De eerste zondag van de Advent markeert traditioneel het begin van een nieuw kerkelijk jaar. Telkens gaat dit gepaard met een wissel in de evangelielezingen. Dit jaar slaan we het Matteüsevangelie open en beginnen we te lezen. Doorheen dit kerkelijk jaar wordt met mondjesmaat bijna het volledige Matteüsevangelie voorgelezen in de zondagsvieringen. De komende weken maken we hier kennis met dit evangelie.
We kennen verschillende evangelies, maar er is slechts één ware Blijde Boodschap: Jezus Christus zelf. In Hem is God mens geworden. De wonden en pijn van het aardse bestaan heeft Hij opgenomen en een gruwelijke dood aan het kruis werd Zijn deel. Het is slechts door mens te worden én te sterven, dat God onze eindigheid omvormde naar eeuwigheid. De dood aan het kruis toont Gods eindeloze liefde voor ons, maar neemt ook de angel uit de dood. Lijden, sterven en dood zijn niet verdwenen, maar zijn diepe ravijnen op weg naar volmaakte liefde. Nu reeds is die liefde aanwezig voor wie ze wil aanvaarden en beseffen bemind te zijn, doet beminnen. Echter, de liefde in het hier en nu is nog niet volmaakt. Die liefde die onze oorsprong en onze bestemming is, ligt voorbij de grenzen van het leven. De diepmenselijke ontmoeting met Jezus was mogelijk toen Hij nog op aarde was, maar christenen geloven dat in zijn woorden en sacramenten deze ontmoeting nog steeds kan. Dat is wat het Matteüsevangelie ons bevestigt. Matteüs stelt in het laatste hoofdstuk (Matteüs 28) dat deze boodschap geen grenzen kent en moet gebeuren in woord en daad. Jezus zendt zijn volgelingen naar alle volkeren uit om Zijn woord te verspreiden door het te verkondigen en Gods liefde tastbaar te maken onder andere door te dopen.

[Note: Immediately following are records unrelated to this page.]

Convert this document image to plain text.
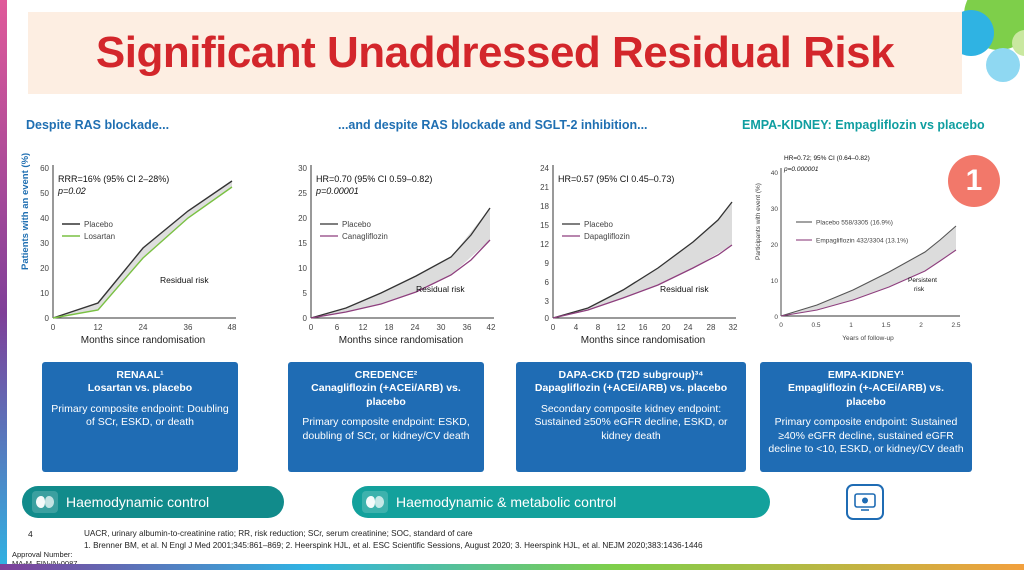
Significant Unaddressed Residual Risk
Despite RAS blockade...	...and despite RAS blockade and SGLT-2 inhibition...	EMPA-KIDNEY: Empagliflozin vs placebo
Patients with an event (%) 60
50
40
30
20
10
0
RRR=16% (95% CI 2–28%)
p=0.02
Residual risk
Placebo
Losartan
0	12	24	36	48
Months since randomisation
30
25
20
15
10
5
0
HR=0.70 (95% CI 0.59–0.82)
p=0.00001
Residual risk
Placebo
Canagliflozin
0	6 12 18 24 30 36 42
Months since randomisation
24
21
18
15
12
9
6
3
0
HR=0.57 (95% CI 0.45–0.73)
Residual risk
Placebo
Dapagliflozin
0 4 8 12 16 20 24 28 32
Months since randomisation
Participants with event (%)
40
30
20
10
0
HR=0.72; 95% CI (0.64–0.82)
p=0.000001
Persistent
risk
Placebo 558/3305 (16.9%)
Empagliflozin 432/3304 (13.1%)
0	0.5	1	1.5	2	2.5
Years of follow-up
1
RENAAL¹
Losartan vs. placebo
Primary composite endpoint: Doubling of SCr, ESKD, or death
CREDENCE²
Canagliflozin (+ACEi/ARB) vs. placebo
Primary composite endpoint: ESKD, doubling of SCr, or kidney/CV death
DAPA-CKD (T2D subgroup)³⁴
Dapagliflozin (+ACEi/ARB) vs. placebo
Secondary composite kidney endpoint: Sustained ≥50% eGFR decline, ESKD, or kidney death
EMPA-KIDNEY¹
Empagliflozin (+-ACEi/ARB) vs. placebo
Primary composite endpoint: Sustained ≥40% eGFR decline, sustained eGFR decline to <10, ESKD, or kidney/CV death
Haemodynamic control	Haemodynamic & metabolic control
4	UACR, urinary albumin-to-creatinine ratio; RR, risk reduction; SCr, serum creatinine; SOC, standard of care
1. Brenner BM, et al. N Engl J Med 2001;345:861–869; 2. Heerspink HJL, et al. ESC Scientific Sessions, August 2020; 3. Heerspink HJL, et al. NEJM 2020;383:1436-1446
Approval Number:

Door, met en in Christus raakt God de mens in hart en ziel. Zijn boodschap werd toevertrouwd aan perkament, later aan papier en uiteindelijk ook aan de digitale wereld met de bedoeling om het tot leven te laten komen en vrucht te laten dragen.
Al in de tweede eeuw namen vier van deze geschriften een bijzondere plaats in binnen de Kerk. We kennen ze als het Evangelie van Jezus Christus volgens Matteüs, Marcus, Lucas en Johannes. Zij dragen de naam van een persoon om ze te onderscheiden, maar achter elke naam schuilt een eigen overlevering en geloofstraditie. Ze zijn niet het werk van één man, maar het resultaat van een lang en soms moeizaam overleveringsproces. Dat ze een naam van een persoon dragen benadrukt hun eigen karakter, maar bevestigt ook dat God een Persoon is, die mens werd in Jezus en dat Gods werk niet slaafs dient uitgevoerd te worden, maar persoonlijk, dus op vrije, zelfstandige en unieke wijze.